Well Apple CEO Tim Cook gave the company’s first earnings warnings for the this quarter. Cook cited the slowing Chinese economy, the strong dollar and other economic headwinds. Cook neglected to mention directly that the company is having big troubles trying to sell iPhone models retailing for more than $1,400.

Apple makes good products, but the product line is limited. If you keep bolting new gear onto an older product and jacking up the price, then you will see consumers uninterested in these upgrades.

As my son — soon to be a finance graduate — cited Wednesday night when we were discussing this said: “Apple walks the fine line between utility and luxury,

Well clearly the luxury aspect is suffering since the high-end models are not selling and consumers are keeping their older phones much longer — cracked screens or not.

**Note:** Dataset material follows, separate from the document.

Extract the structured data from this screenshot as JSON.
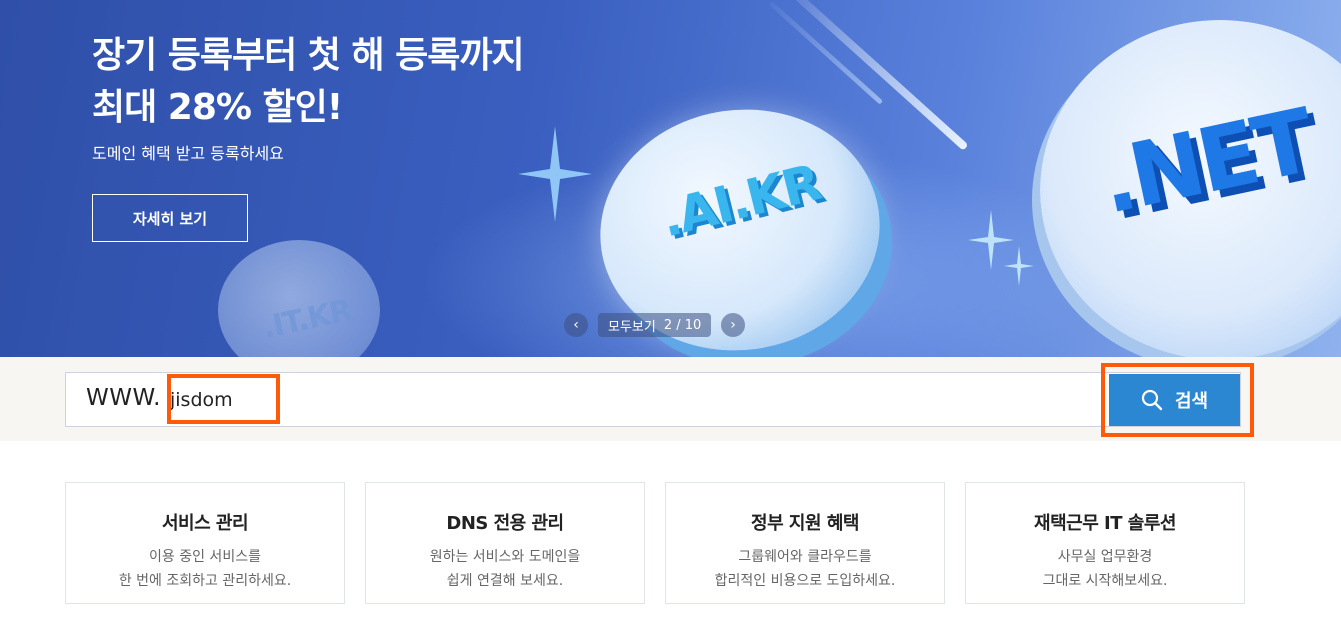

As the Chinese economy repositions itself an equal trading partner without all the beneficial pricing power it enjoyed from lopsided trade agreements over the last 30 years there will be some pain. But that certainly is better — in the long run — than continuing the status quo.

Maybe the Chinese economy has taken a step back in its progress and many can’t afford $1,400 iPhones or even a $1,000 model. That’s on Apple to come up with a different plan or product for the market.

While I see this as an Apple problem, the stock market will sell off roughly 300 Dow points again on the open Thursday morning on the earnings warning.

I recall something about a butterfly flapping its wings over the Yangtze River and Wall Street feels the storm. It should be short-lived however.